Kathy Icenhower, chief executive for Shields for Families, which offers parenting classes in Los Angeles County, has been a social worker for decades and said “there aren’t any real parameters” around the court orders she sees.
“It’s like nobody is watching the gate,” she said. “We should really be looking at what a family truly needs instead of checking the same boxes for everybody and calling it a day.”
Icenhower said it’s not that good classes don’t exist, but it’s that it’s too difficult for families to access them and for counties to provide them. Programs like hers are not available in every neighborhood, and even if the state were to issue new mandated standards, counties would require more financial support and staffing to make it happen, she said.
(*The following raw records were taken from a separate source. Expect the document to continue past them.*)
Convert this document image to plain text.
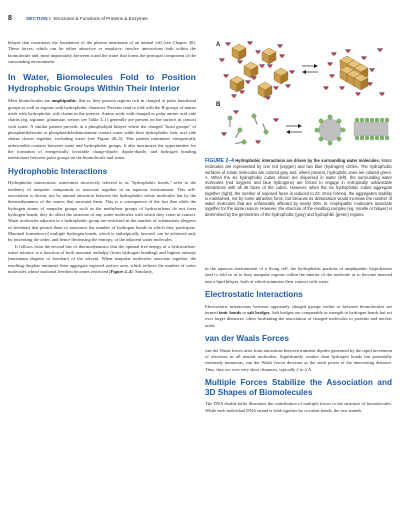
8	SECTION I Structures & Functions of Proteins & Enzymes

bilayer that constitutes the foundation of the plasma membrane of an animal cell (see Chapter 40). These forces, which can be either attractive or repulsive, involve interactions both within the biomolecule and, most importantly, between it and the water that forms the principal component of the surrounding environment.

In Water, Biomolecules Fold to Position Hydrophobic Groups Within Their Interior

Most biomolecules are amphipathic; that is, they possess regions rich in charged or polar functional groups as well as regions with hydrophobic character. Proteins tend to fold with the R-groups of amino acids with hydrophobic side chains in the interior. Amino acids with charged or polar amino acid side chains (eg, arginine, glutamate, serine; see Table 3–1) generally are present on the surface in contact with water. A similar pattern prevails in a phospholipid bilayer where the charged "head groups" of phosphatidylserine or phosphatidylethanolamine contact water while their hydrophobic fatty acyl side chains cluster together, excluding water (see Figure 40–5). This pattern minimizes energetically unfavorable contacts between water and hydrophobic groups. It also maximizes the opportunities for the formation of energetically favorable charge-dipole, dipole-dipole, and hydrogen bonding interactions between polar groups on the biomolecule and water.

Hydrophobic Interactions

Hydrophobic interactions, sometimes incorrectly referred to as "hydrophobic bonds," refer to the tendency of nonpolar compounds to associate together in an aqueous environment. This self-association is driven, not by mutual attraction between the hydrophobic solute molecules but by the thermodynamics of the waters that surround them. This is a consequence of the fact that while the hydrogen atoms of nonpolar groups such as the methylene groups of hydrocarbons do not form hydrogen bonds, they do affect the structure of any water molecules with which they come in contact. Water molecules adjacent to a hydrophobic group are restricted in the number of orientations (degrees of freedom) that permit them to maximize the number of hydrogen bonds in which they participate. Maximal formation of multiple hydrogen bonds, which is enthalpically favored, can be achieved only by increasing the order, and hence decreasing the entropy, of the adjacent water molecules.

It follows from the second law of thermodynamics that the optimal free energy of a hydrocarbon-water mixture is a function of both maximal enthalpy (from hydrogen bonding) and highest entropy (maximum degrees of freedom) of the solvent. When nonpolar molecules associate together, the resulting droplets minimize their aggregate exposed surface area, which reduces the number of water molecules whose motional freedom becomes restricted (Figure 2–4). Similarly,

A
B
FIGURE 2–4 Hydrophobic interactions are driven by the surrounding water molecules. Water molecules are represented by one red (oxygen) and two blue (hydrogen) circles. The hydrophobic surfaces of solute molecules are colored gray and, where present, hydrophilic ones are colored green. A. When the six hydrophobic cubes shown are dispersed in water (left), the surrounding water molecules (red oxygens and blue hydrogens) are forced to engage in entropically unfavorable interactions with all 36 faces of the cubes. However, when the six hydrophobic cubes aggregate together (right), the number of exposed faces is reduced to 22. Once formed, the aggregate's stability is maintained, not by some attractive force, but because its dissociation would increase the number of water molecules that are unfavorably affected by nearly 40%. B. Amphipathic molecules associate together for the same reason. However, the structure of the resulting complex (eg, micelle or bilayer) is determined by the geometries of the hydrophobic (gray) and hydrophilic (green) regions.

in the aqueous environment of a living cell, the hydrophobic portions of amphipathic biopolymers tend to fold so as to bury nonpolar regions within the interior of the molecule or to become inserted into a lipid bilayer, both of which minimize their contact with water.

Electrostatic Interactions

Electrostatic interactions between oppositely charged groups within or between biomolecules are termed ionic bonds or salt bridges. Salt bridges are comparable in strength to hydrogen bonds but act over larger distances, often facilitating the association of charged molecules to proteins and nucleic acids.

van der Waals Forces

van der Waals forces arise from attractions between transient dipoles generated by the rapid movement of electrons in all neutral molecules. Significantly weaker than hydrogen bonds but potentially extremely numerous, van der Waals forces decrease as the sixth power of the intervening distance. Thus, they act over very short distances, typically 2 to 4 Å.

Multiple Forces Stabilize the Association and 3D Shapes of Biomolecules

The DNA double helix illustrates the contribution of multiple forces to the structure of biomolecules. While each individual DNA strand is held together by covalent bonds, the two strands
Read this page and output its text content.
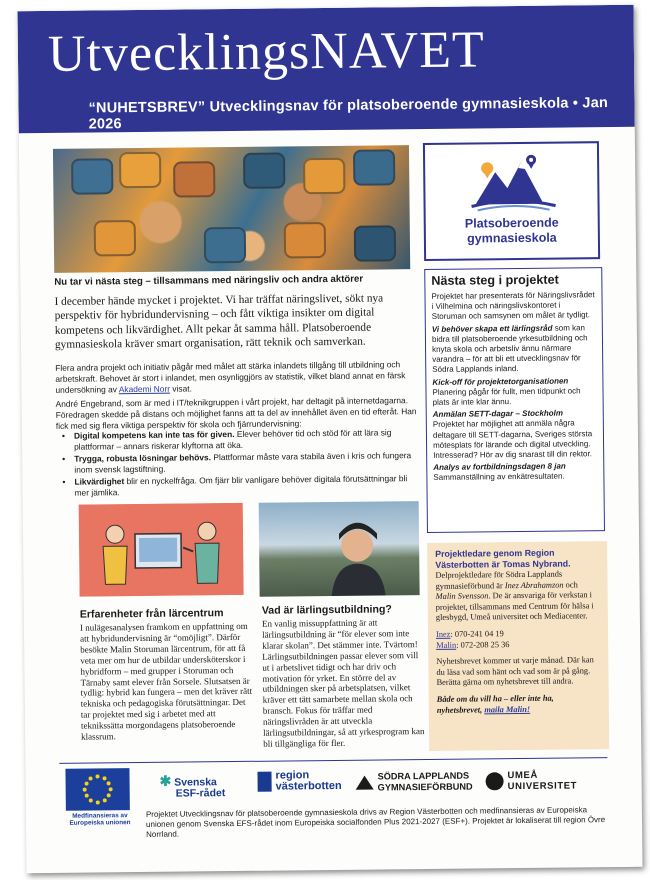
UtvecklingsNAVET
“NUHETSBREV” Utvecklingsnav för platsoberoende gymnasieskola • Jan 2026
Platsoberoende
gymnasieskola
Nu tar vi nästa steg – tillsammans med näringsliv och andra aktörer
I december hände mycket i projektet. Vi har träffat näringslivet, sökt nya perspektiv för hybridundervisning – och fått viktiga insikter om digital kompetens och likvärdighet. Allt pekar åt samma håll. Platsoberoende gymnasieskola kräver smart organisation, rätt teknik och samverkan.
Flera andra projekt och initiativ pågår med målet att stärka inlandets tillgång till utbildning och arbetskraft. Behovet är stort i inlandet, men osynliggjörs av statistik, vilket bland annat en färsk undersökning av Akademi Norr visat.
André Engebrand, som är med i IT/teknikgruppen i vårt projekt, har deltagit på internetdagarna. Föredragen skedde på distans och möjlighet fanns att ta del av innehållet även en tid efteråt. Han fick med sig flera viktiga perspektiv för skola och fjärrundervisning:
• Digital kompetens kan inte tas för given. Elever behöver tid och stöd för att lära sig plattformar – annars riskerar klyftorna att öka.
• Trygga, robusta lösningar behövs. Plattformar måste vara stabila även i kris och fungera inom svensk lagstiftning.
• Likvärdighet blir en nyckelfråga. Om fjärr blir vanligare behöver digitala förutsättningar bli mer jämlika.
Nästa steg i projektet

Projektet har presenterats för Näringslivsrådet i Vilhelmina och näringslivskontoret i Storuman och samsynen om målet är tydligt.

Vi behöver skapa ett lärlingsråd som kan bidra till platsoberoende yrkesutbildning och knyta skola och arbetsliv ännu närmare varandra – för att bli ett utvecklingsnav för Södra Lapplands inland.

Kick-off för projektetorganisationen
Planering pågår för fullt, men tidpunkt och plats är inte klar ännu.

Anmälan SETT-dagar – Stockholm
Projektet har möjlighet att anmäla några deltagare till SETT-dagarna, Sveriges största mötesplats för lärande och digital utveckling. Intresserad? Hör av dig snarast till din rektor.

Analys av fortbildningsdagen 8 jan
Sammanställning av enkätresultaten.

Erfarenheter från lärcentrum
I nulägesanalysen framkom en uppfattning om att hybridundervisning är “omöjligt”. Därför besökte Malin Storuman lärcentrum, för att få veta mer om hur de utbildar undersköterskor i hybridform – med grupper i Storuman och Tärnaby samt elever från Sorsele. Slutsatsen är tydlig: hybrid kan fungera – men det kräver rätt tekniska och pedagogiska förutsättningar. Det tar projektet med sig i arbetet med att teknikssätta morgondagens platsoberoende klassrum.
Vad är lärlingsutbildning?
En vanlig missuppfattning är att lärlingsutbildning är “för elever som inte klarar skolan”. Det stämmer inte. Tvärtom! Lärlingsutbildningen passar elever som vill ut i arbetslivet tidigt och har driv och motivation för yrket. En större del av utbildningen sker på arbetsplatsen, vilket kräver ett tätt samarbete mellan skola och bransch. Fokus för träffar med näringslivråden är att utveckla lärlingsutbildningar, så att yrkesprogram kan bli tillgängliga för fler.
Projektledare genom Region Västerbotten är Tomas Nybrand.
Delprojektledare för Södra Lapplands gymnasieförbund är Inez Abrahamzon och Malin Svensson. De är ansvariga för verkstan i projektet, tillsammans med Centrum för hälsa i glesbygd, Umeå universitet och Mediacenter.
Inez: 070-241 04 19
Malin: 072-208 25 36
Nyhetsbrevet kommer ut varje månad. Där kan du läsa vad som hänt och vad som är på gång. Berätta gärna om nyhetsbrevet till andra.
Både om du vill ha – eller inte ha, nyhetsbrevet, maila Malin!
Medfinansieras av Europeiska unionen
✱ Svenska
ESF-rådet
region
västerbotten
SÖDRA LAPPLANDS
GYMNASIEFÖRBUND
UMEÅ
UNIVERSITET
Projektet Utvecklingsnav för platsoberoende gymnasieskola drivs av Region Västerbotten och medfinansieras av Europeiska unionen genom Svenska EFS-rådet inom Europeiska socialfonden Plus 2021-2027 (ESF+). Projektet är lokaliserat till region Övre Norrland.
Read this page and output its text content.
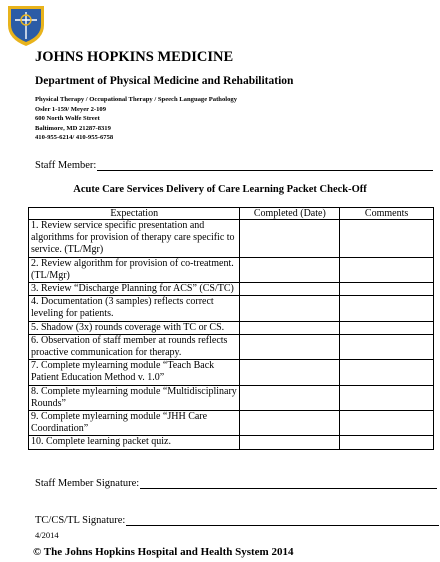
JOHNS HOPKINS MEDICINE
Department of Physical Medicine and Rehabilitation
Physical Therapy / Occupational Therapy / Speech Language Pathology
Osler 1-159/ Meyer 2-109
600 North Wolfe Street
Baltimore, MD 21287-8319
410-955-6214/ 410-955-6758
Staff Member:
Acute Care Services Delivery of Care Learning Packet Check-Off
Expectation	Completed (Date)	Comments
1. Review service specific presentation and algorithms for provision of therapy care specific to service. (TL/Mgr)		
2. Review algorithm for provision of co-treatment. (TL/Mgr)		
3. Review “Discharge Planning for ACS” (CS/TC)		
4. Documentation (3 samples) reflects correct leveling for patients.		
5. Shadow (3x) rounds coverage with TC or CS.		
6. Observation of staff member at rounds reflects proactive communication for therapy.		
7. Complete mylearning module “Teach Back Patient Education Method v. 1.0”		
8. Complete mylearning module “Multidisciplinary Rounds”		
9. Complete mylearning module “JHH Care Coordination”		
10. Complete learning packet quiz.		
Staff Member Signature:
TC/CS/TL Signature:
4/2014
© The Johns Hopkins Hospital and Health System 2014
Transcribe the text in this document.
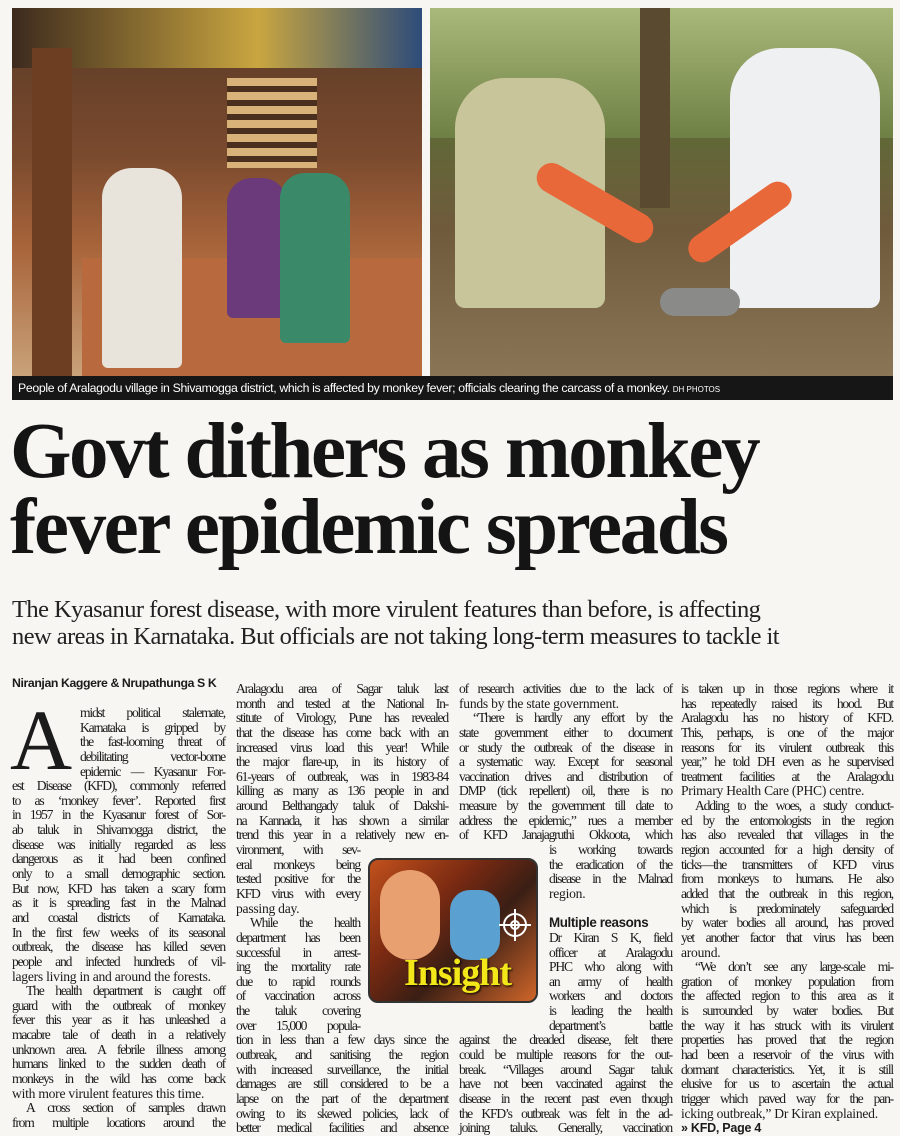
People of Aralagodu village in Shivamogga district, which is affected by monkey fever; officials clearing the carcass of a monkey. DH PHOTOS
Govt dithers as monkey
fever epidemic spreads
The Kyasanur forest disease, with more virulent features than before, is affecting
new areas in Karnataka. But officials are not taking long-term measures to tackle it
Niranjan Kaggere & Nrupathunga S K
A midst political stalemate,
Karnataka is gripped by
the fast-looming threat of
debilitating vector-borne
epidemic — Kyasanur For-
est Disease (KFD), commonly referred
to as ‘monkey fever’. Reported first
in 1957 in the Kyasanur forest of Sor-
ab taluk in Shivamogga district, the
disease was initially regarded as less
dangerous as it had been confined
only to a small demographic section.
But now, KFD has taken a scary form
as it is spreading fast in the Malnad
and coastal districts of Karnataka.
In the first few weeks of its seasonal
outbreak, the disease has killed seven
people and infected hundreds of vil-
lagers living in and around the forests.
The health department is caught off
guard with the outbreak of monkey
fever this year as it has unleashed a
macabre tale of death in a relatively
unknown area. A febrile illness among
humans linked to the sudden death of
monkeys in the wild has come back
with more virulent features this time.
A cross section of samples drawn
from multiple locations around the
Aralagodu area of Sagar taluk last
month and tested at the National In-
stitute of Virology, Pune has revealed
that the disease has come back with an
increased virus load this year! While
the major flare-up, in its history of
61-years of outbreak, was in 1983-84
killing as many as 136 people in and
around Belthangady taluk of Dakshi-
na Kannada, it has shown a similar
trend this year in a relatively new en-
vironment, with sev-
eral monkeys being
tested positive for the
KFD virus with every
passing day.
While the health
department has been
successful in arrest-
ing the mortality rate
due to rapid rounds
of vaccination across
the taluk covering
over 15,000 popula-
tion in less than a few days since the
outbreak, and sanitising the region
with increased surveillance, the initial
damages are still considered to be a
lapse on the part of the department
owing to its skewed policies, lack of
better medical facilities and absence
of research activities due to the lack of
funds by the state government.
“There is hardly any effort by the
state government either to document
or study the outbreak of the disease in
a systematic way. Except for seasonal
vaccination drives and distribution of
DMP (tick repellent) oil, there is no
measure by the government till date to
address the epidemic,” rues a member
of KFD Janajagruthi Okkoota, which
is working towards
the eradication of the
disease in the Malnad
region.
Multiple reasons
Dr Kiran S K, field
officer at Aralagodu
PHC who along with
an army of health
workers and doctors
is leading the health
department’s battle
against the dreaded disease, felt there
could be multiple reasons for the out-
break. “Villages around Sagar taluk
have not been vaccinated against the
disease in the recent past even though
the KFD’s outbreak was felt in the ad-
joining taluks. Generally, vaccination
is taken up in those regions where it
has repeatedly raised its hood. But
Aralagodu has no history of KFD.
This, perhaps, is one of the major
reasons for its virulent outbreak this
year,” he told DH even as he supervised
treatment facilities at the Aralagodu
Primary Health Care (PHC) centre.
Adding to the woes, a study conduct-
ed by the entomologists in the region
has also revealed that villages in the
region accounted for a high density of
ticks—the transmitters of KFD virus
from monkeys to humans. He also
added that the outbreak in this region,
which is predominately safeguarded
by water bodies all around, has proved
yet another factor that virus has been
around.
“We don’t see any large-scale mi-
gration of monkey population from
the affected region to this area as it
is surrounded by water bodies. But
the way it has struck with its virulent
properties has proved that the region
had been a reservoir of the virus with
dormant characteristics. Yet, it is still
elusive for us to ascertain the actual
trigger which paved way for the pan-
icking outbreak,” Dr Kiran explained.
» KFD, Page 4
Insight
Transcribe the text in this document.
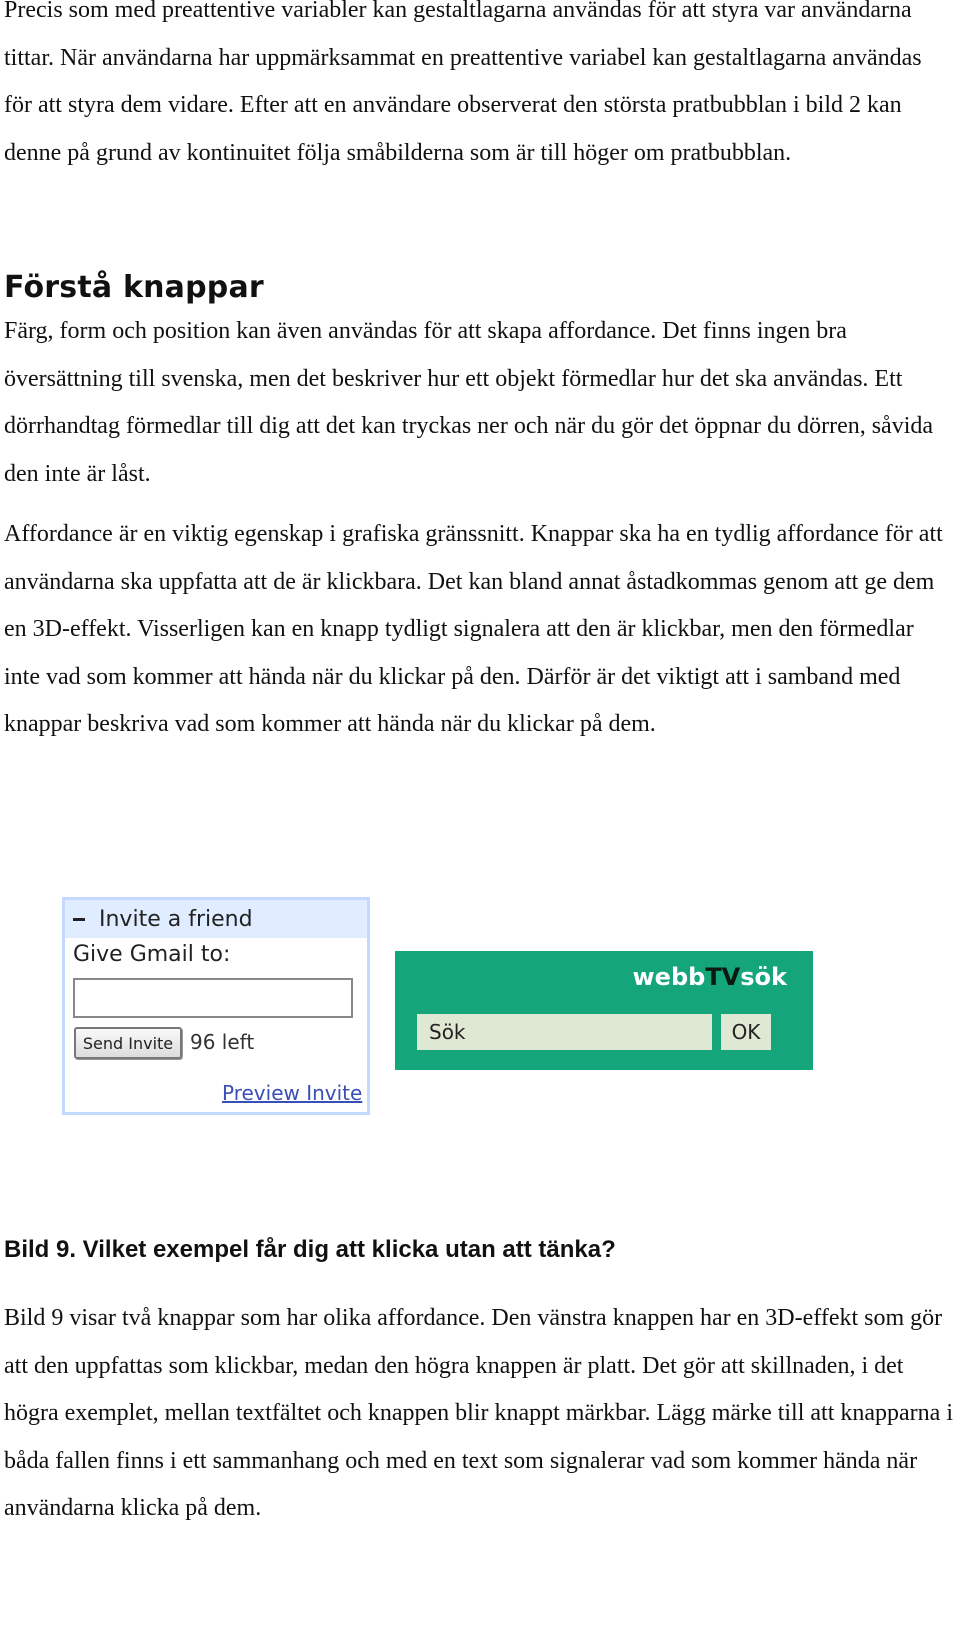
Precis som med preattentive variabler kan gestaltlagarna användas för att styra var användarna tittar. När användarna har uppmärksammat en preattentive variabel kan gestaltlagarna användas för att styra dem vidare. Efter att en användare observerat den största pratbubblan i bild 2 kan denne på grund av kontinuitet följa småbilderna som är till höger om pratbubblan.

Förstå knappar

Färg, form och position kan även användas för att skapa affordance. Det finns ingen bra översättning till svenska, men det beskriver hur ett objekt förmedlar hur det ska användas. Ett dörrhandtag förmedlar till dig att det kan tryckas ner och när du gör det öppnar du dörren, såvida den inte är låst.

Affordance är en viktig egenskap i grafiska gränssnitt. Knappar ska ha en tydlig affordance för att användarna ska uppfatta att de är klickbara. Det kan bland annat åstadkommas genom att ge dem en 3D-effekt. Visserligen kan en knapp tydligt signalera att den är klickbar, men den förmedlar inte vad som kommer att hända när du klickar på den. Därför är det viktigt att i samband med knappar beskriva vad som kommer att hända när du klickar på dem.

Bild 9. Vilket exempel får dig att klicka utan att tänka?

Bild 9 visar två knappar som har olika affordance. Den vänstra knappen har en 3D-effekt som gör att den uppfattas som klickbar, medan den högra knappen är platt. Det gör att skillnaden, i det högra exemplet, mellan textfältet och knappen blir knappt märkbar. Lägg märke till att knapparna i båda fallen finns i ett sammanhang och med en text som signalerar vad som kommer hända när användarna klicka på dem.

Invite a friend
Give Gmail to:
Send Invite 96 left
Preview Invite
webbTVsök
Sök
OK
California continues to grapple with inequities in its child welfare system, as the state’s foster youths remain disproportionately low income, Black and Native American. The omission of standards for court-ordered parenting classes could cause those children further harm.
Some parents, desperate to get their kids back, have attended classes to fulfill a judge’s requirement that don’t actually suit their specific needs.
Tiffany Perez, 30, of Modesto has attended multiple court-ordered parenting classes.
Perez’s four children, ages 8 to 13, were taken out of her custody by child protective services in 2016 because of the alleged abuse of another child in their home, she and her attorney told The Times.
Since then, she has tried but failed to get them back. She has missed work to attend classes and paid for some out of her own pocket in order to prove to a judge that she’s worthy of regaining custody.
But Perez, who grew up in the foster care system herself and struggles with mental health issues such as post-traumatic stress disorder, has not seen much value in the classes. Most of them give meaningless “packets of homework,” she said, and are filled with people who don’t take the lessons seriously.
She said for her kids, she is willing to complete more courses even if she has her doubts about their use.
“It takes a real parent … somebody who is actually willing to learn,” Perez said, “versus someone who just has to show up because the court said so.”